Studio album by the Sports
- Released: March 1980
- Recorded: 1979
- Studio: Eden Studios, Chiswick, London
- Genre: New wave; rock;
- Label: Mushroom
- Producer: Peter Solley

The Sports chronology
| O.K, U.K! (1979) | Suddenly (1980) | Sondra (1981) |

Singles from Suddenly
- "Strangers on a Train" Released: January 1980; "Perhaps" Released: April 1980; "No Mama No" Released: October 1980;

= Suddenly (The Sports album) =

Suddenly is the third studio album by Australian rock and pop band the Sports, released in March 1980. The album peaked at number 13 on the Australian Kent Music Report.

==Reception==

Steve Schnee from AllMusic wrote: "Although they are fully formed three-minute slices of Aussie pop/rock, the melodies aren't as immediate and engaging as before.
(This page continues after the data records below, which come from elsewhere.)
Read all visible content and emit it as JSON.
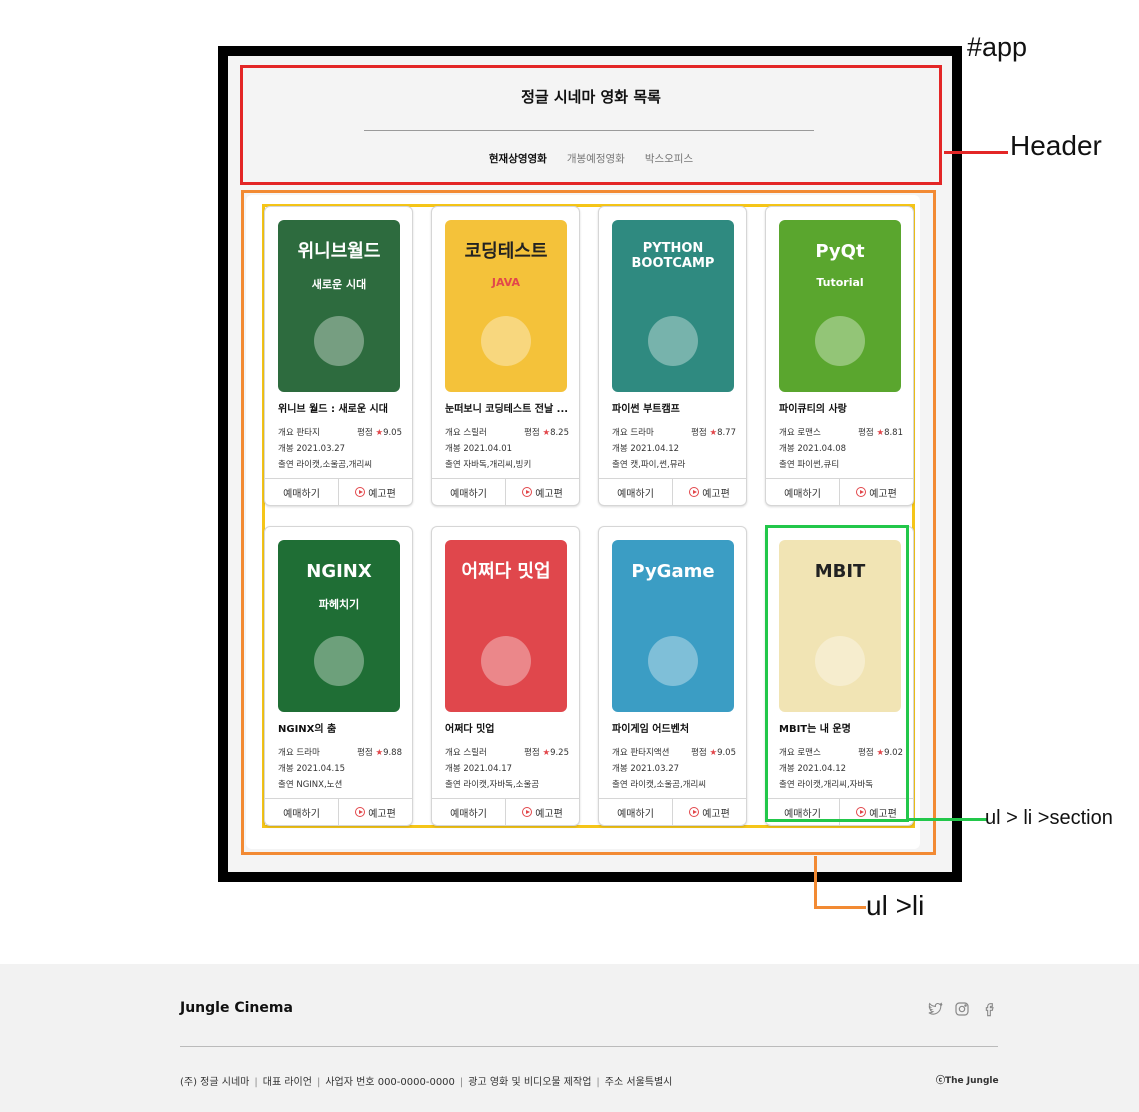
{
  "annotations": {
    "app_label": "#app",
    "header_label": "Header",
    "li_label": "ul >li",
    "section_label": "ul > li >section"
  },
  "header": {
    "title": "정글 시네마 영화 목록",
    "tabs": [
      {
        "label": "현재상영영화",
        "active": true
      },
      {
        "label": "개봉예정영화",
        "active": false
      },
      {
        "label": "박스오피스",
        "active": false
      }
    ]
  },
  "labels": {
    "genre": "개요",
    "rating": "평점",
    "release": "개봉",
    "cast": "출연",
    "reserve_button": "예매하기",
    "trailer_button": "예고편",
    "star": "★"
  },
  "movies": [
    {
      "title": "위니브 월드 : 새로운 시대",
      "genre": "판타지",
      "rating": "9.05",
      "release": "2021.03.27",
      "cast": "라이캣,소울곰,개리씨",
      "poster_text": "위니브월드",
      "poster_sub": "새로운 시대",
      "poster_color": "#2d6b3e"
    },
    {
      "title": "눈떠보니 코딩테스트 전날 ...",
      "genre": "스릴러",
      "rating": "8.25",
      "release": "2021.04.01",
      "cast": "자바독,개리씨,빙키",
      "poster_text": "코딩테스트",
      "poster_sub": "JAVA",
      "poster_color": "#f4c23a"
    },
    {
      "title": "파이썬 부트캠프",
      "genre": "드라마",
      "rating": "8.77",
      "release": "2021.04.12",
      "cast": "캣,파이,썬,뮤라",
      "poster_text": "PYTHON BOOTCAMP",
      "poster_sub": "",
      "poster_color": "#2f8a80"
    },
    {
      "title": "파이큐티의 사랑",
      "genre": "로맨스",
      "rating": "8.81",
      "release": "2021.04.08",
      "cast": "파이썬,큐티",
      "poster_text": "PyQt",
      "poster_sub": "Tutorial",
      "poster_color": "#5aa62e"
    },
    {
      "title": "NGINX의 춤",
      "genre": "드라마",
      "rating": "9.88",
      "release": "2021.04.15",
      "cast": "NGINX,노션",
      "poster_text": "NGINX",
      "poster_sub": "파헤치기",
      "poster_color": "#1f6e35"
    },
    {
      "title": "어쩌다 밋업",
      "genre": "스릴러",
      "rating": "9.25",
      "release": "2021.04.17",
      "cast": "라이캣,자바독,소울곰",
      "poster_text": "어쩌다 밋업",
      "poster_sub": "",
      "poster_color": "#e0474c"
    },
    {
      "title": "파이게임 어드벤처",
      "genre": "판타지액션",
      "rating": "9.05",
      "release": "2021.03.27",
      "cast": "라이캣,소울곰,개리씨",
      "poster_text": "PyGame",
      "poster_sub": "",
      "poster_color": "#3b9dc4"
    },
    {
      "title": "MBIT는 내 운명",
      "genre": "로맨스",
      "rating": "9.02",
      "release": "2021.04.12",
      "cast": "라이캣,개리씨,자바독",
      "poster_text": "MBIT",
      "poster_sub": "",
      "poster_color": "#f1e4b4"
    }
  ],
  "footer": {
    "brand": "Jungle Cinema",
    "company": "(주) 정글 시네마",
    "ceo_label": "대표",
    "ceo": "라이언",
    "biz_label": "사업자 번호",
    "biz_no": "000-0000-0000",
    "desc": "광고 영화 및 비디오물 제작업",
    "addr_label": "주소",
    "addr": "서울특별시",
    "copyright": "ⓒThe Jungle",
    "social": [
      "twitter-icon",
      "instagram-icon",
      "facebook-icon"
    ]
  }
}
There are moments that are equal to the previous album, including 'Strangers on a Train', 'Never Catch Her', 'Oh Mama No', and the title track, but those high points don't occur quite as often," adding "through it all, Stephen Cummings' 'angry young man' vocals are energetic and spirited and the band is tight and inspiring."

Luis Feliu from The Canberra Times opined that it showed "trimmed up reggae-favoured tunes and souped-up straight, melodic rockers... [and] has its fair share of goodies" while he "had reservations about the overall slickness, and excesses in production for the sake of commercial acceptance" by Solley.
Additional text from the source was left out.